Dim var As Long var = 98768787
Assigning large property values
Overflow error results when you’re assigning a larger property value than it can accept.
This throws an overflow error.
Text1.MaxLength = 999999999999
The MaxLength property of the TextBox control sets the maximum number of characters that can be entered in the textbox. This property accepts only Long values. So you need to assign a value within the Long range to fix the problem.
Range of a datatype
The overflow error occurs when you’re using integer constant values in an expression but the result outgrows the maximum range of an Integer.

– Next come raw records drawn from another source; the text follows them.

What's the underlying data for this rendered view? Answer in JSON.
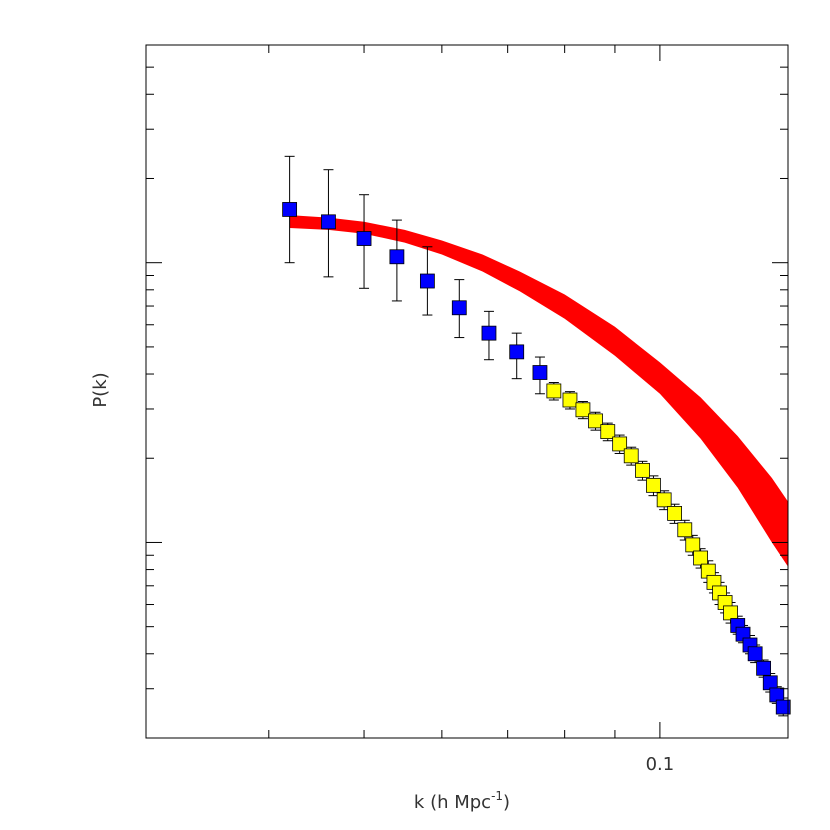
{
  "chart_data": {
    "type": "scatter",
    "title": "",
    "xlabel": "k (h Mpc",
    "xlabel_sup": "-1",
    "xlabel_close": ")",
    "ylabel": "P(k)",
    "xscale": "log",
    "yscale": "log",
    "xlim": [
      0.03,
      0.135
    ],
    "ylim": [
      200,
      60000
    ],
    "x_tick_labels": [
      {
        "value": 0.1,
        "label": "0.1"
      }
    ],
    "grid": false,
    "colors": {
      "band": "#ff0000",
      "blue_points": "#0000ff",
      "yellow_points": "#ffff00",
      "errorbar": "#000000",
      "axes": "#000000"
    },
    "band": {
      "x": [
        0.042,
        0.046,
        0.05,
        0.055,
        0.06,
        0.066,
        0.072,
        0.08,
        0.09,
        0.1,
        0.11,
        0.12,
        0.13,
        0.135
      ],
      "upper": [
        14800,
        14500,
        14000,
        13100,
        12000,
        10700,
        9300,
        7700,
        5900,
        4400,
        3300,
        2400,
        1700,
        1400
      ],
      "lower": [
        13300,
        13100,
        12700,
        11800,
        10700,
        9300,
        7900,
        6300,
        4650,
        3400,
        2350,
        1570,
        1000,
        820
      ]
    },
    "series": [
      {
        "color": "blue",
        "x": [
          0.042,
          0.046,
          0.05,
          0.054,
          0.058,
          0.0625,
          0.067,
          0.0715,
          0.0755
        ],
        "y": [
          15500,
          14000,
          12200,
          10500,
          8600,
          6900,
          5600,
          4800,
          4050
        ],
        "yerr_high": [
          24000,
          21500,
          17500,
          14200,
          11400,
          8700,
          6700,
          5600,
          4600
        ],
        "yerr_low": [
          10000,
          8900,
          8100,
          7300,
          6500,
          5400,
          4500,
          3850,
          3400
        ]
      },
      {
        "color": "yellow",
        "x": [
          0.078,
          0.081,
          0.0835,
          0.086,
          0.0885,
          0.091,
          0.0935,
          0.096,
          0.0985,
          0.101,
          0.1035,
          0.106,
          0.108,
          0.11,
          0.112,
          0.1135,
          0.115,
          0.1165,
          0.118
        ],
        "y": [
          3480,
          3230,
          2980,
          2720,
          2490,
          2250,
          2040,
          1810,
          1600,
          1420,
          1270,
          1110,
          980,
          880,
          790,
          720,
          660,
          610,
          560
        ],
        "yerr_high": [
          3730,
          3460,
          3190,
          2920,
          2670,
          2420,
          2190,
          1950,
          1730,
          1530,
          1370,
          1200,
          1060,
          950,
          860,
          780,
          720,
          660,
          610
        ],
        "yerr_low": [
          3230,
          3000,
          2770,
          2520,
          2310,
          2080,
          1890,
          1670,
          1470,
          1310,
          1170,
          1020,
          900,
          810,
          720,
          660,
          600,
          560,
          515
        ]
      },
      {
        "color": "blue",
        "x": [
          0.12,
          0.1215,
          0.1235,
          0.125,
          0.1275,
          0.1295,
          0.1315,
          0.1335
        ],
        "y": [
          505,
          470,
          430,
          400,
          355,
          315,
          285,
          258
        ],
        "yerr_high": [
          545,
          505,
          465,
          430,
          380,
          340,
          305,
          278
        ],
        "yerr_low": [
          470,
          438,
          400,
          372,
          330,
          292,
          266,
          240
        ]
      }
    ]
  }
}
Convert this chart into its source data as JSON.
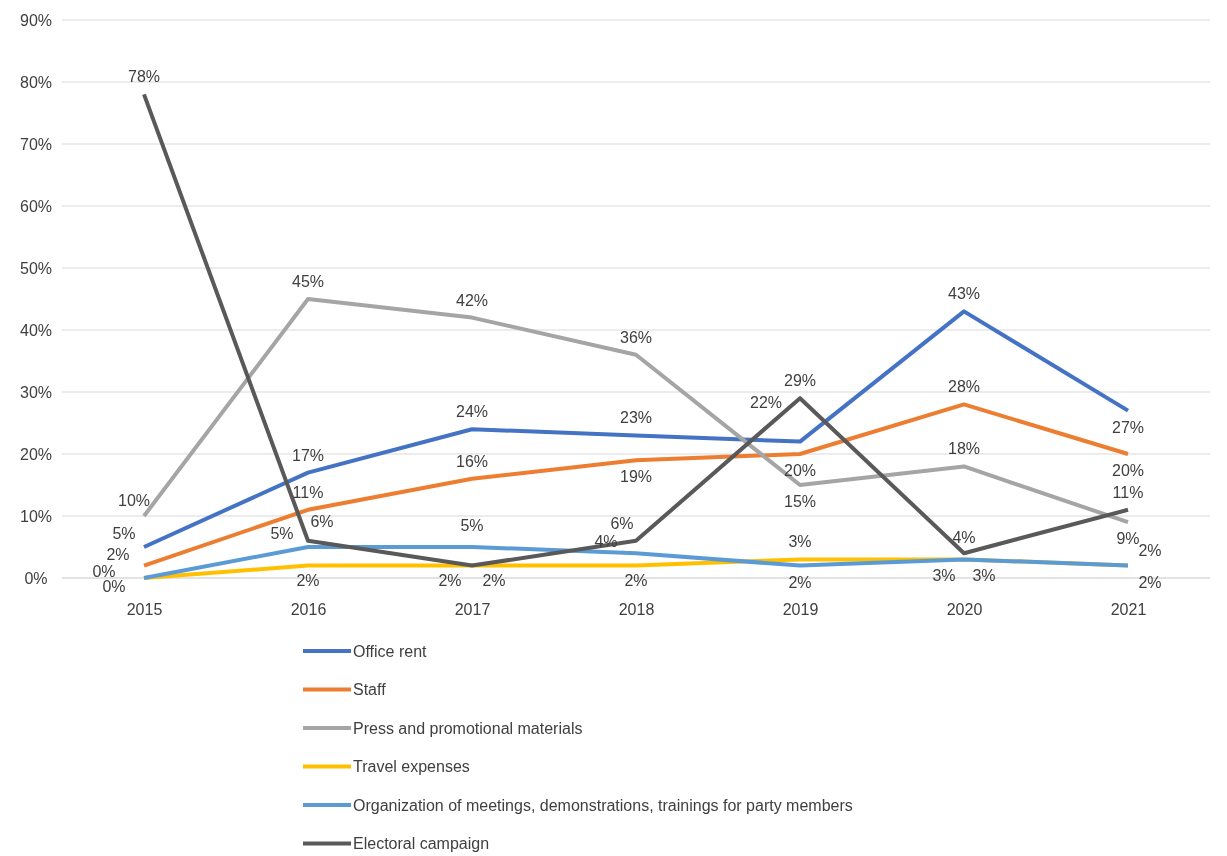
{
  "chart_data": {
    "type": "line",
    "categories": [
      "2015",
      "2016",
      "2017",
      "2018",
      "2019",
      "2020",
      "2021"
    ],
    "series": [
      {
        "name": "Office rent",
        "color": "#4472c4",
        "values": [
          5,
          17,
          24,
          23,
          22,
          43,
          27
        ],
        "value_labels": [
          "5%",
          "17%",
          "24%",
          "23%",
          "22%",
          "43%",
          "27%"
        ]
      },
      {
        "name": "Staff",
        "color": "#ed7d31",
        "values": [
          2,
          11,
          16,
          19,
          20,
          28,
          20
        ],
        "value_labels": [
          "2%",
          "11%",
          "16%",
          "19%",
          "20%",
          "28%",
          "20%"
        ]
      },
      {
        "name": "Press and promotional materials",
        "color": "#a5a5a5",
        "values": [
          10,
          45,
          42,
          36,
          15,
          18,
          9
        ],
        "value_labels": [
          "10%",
          "45%",
          "42%",
          "36%",
          "15%",
          "18%",
          "9%"
        ]
      },
      {
        "name": "Travel expenses",
        "color": "#ffc000",
        "values": [
          0,
          2,
          2,
          2,
          3,
          3,
          2
        ],
        "value_labels": [
          "0%",
          "2%",
          "2%",
          "2%",
          "3%",
          "3%",
          "2%"
        ]
      },
      {
        "name": "Organization of meetings, demonstrations, trainings for party members",
        "color": "#5b9bd5",
        "values": [
          0,
          5,
          5,
          4,
          2,
          3,
          2
        ],
        "value_labels": [
          "0%",
          "5%",
          "5%",
          "4%",
          "2%",
          "3%",
          "2%"
        ]
      },
      {
        "name": "Electoral campaign",
        "color": "#595959",
        "values": [
          78,
          6,
          2,
          6,
          29,
          4,
          11
        ],
        "value_labels": [
          "78%",
          "6%",
          "2%",
          "6%",
          "29%",
          "4%",
          "11%"
        ]
      }
    ],
    "ylim": [
      0,
      90
    ],
    "yticks": [
      {
        "value": 0,
        "label": "0%"
      },
      {
        "value": 10,
        "label": "10%"
      },
      {
        "value": 20,
        "label": "20%"
      },
      {
        "value": 30,
        "label": "30%"
      },
      {
        "value": 40,
        "label": "40%"
      },
      {
        "value": 50,
        "label": "50%"
      },
      {
        "value": 60,
        "label": "60%"
      },
      {
        "value": 70,
        "label": "70%"
      },
      {
        "value": 80,
        "label": "80%"
      },
      {
        "value": 90,
        "label": "90%"
      }
    ],
    "grid": "y",
    "legend": "bottom",
    "marker": "none",
    "line_style": "solid"
  }
}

Overflow error occurs here.
Dim myResult As Long myResult=878*8787
Both the numeric constants 878 and 8787 are within the range of Integer, but the multiplication result of them are larger than an Integer. So you first have to convert the whole expression or either of the numeric constants into Long as the following example does.
For information about data type conversions, see this lesson in the tutorial.
Dim myResult As Long myResult=CLng(878*8787)
myResult=CLng(878) * 8787
myResult=878 * 8787&
Overflow error caused by Mod operator
You face an overflow error if the operands of the Mod operator are larger than Long values, that means, when the operand outgrows the range -2,147,483,648 to 2,147,483,647.
If you'd like to know more about data type operators, see this lesson in the tutorial.
This code throws an overflow error.
Dim d As Double d = 9999999999# Mod 2
Writing a function that performs mod operation on larger numbers solves this problem. So you can write your own function, and use it in your program. This is the solution.
How to write your own functions will be covered later in this tutorial.
Overflow error caused by the Integer Division operator(“\”)
Dim d As Double d = 7657887688# \ 4
In this case also you can write your own function that will perform on larger values. So instead of using the inbuilt '\' operator, you can then use your custom operator function.
Finally I want to recommend a few things. If you’re working with very large values, I suggest you to take Double data type, and Long data type. Double has the higher range than Long. The Decimal data type is also helpful for larger numbers.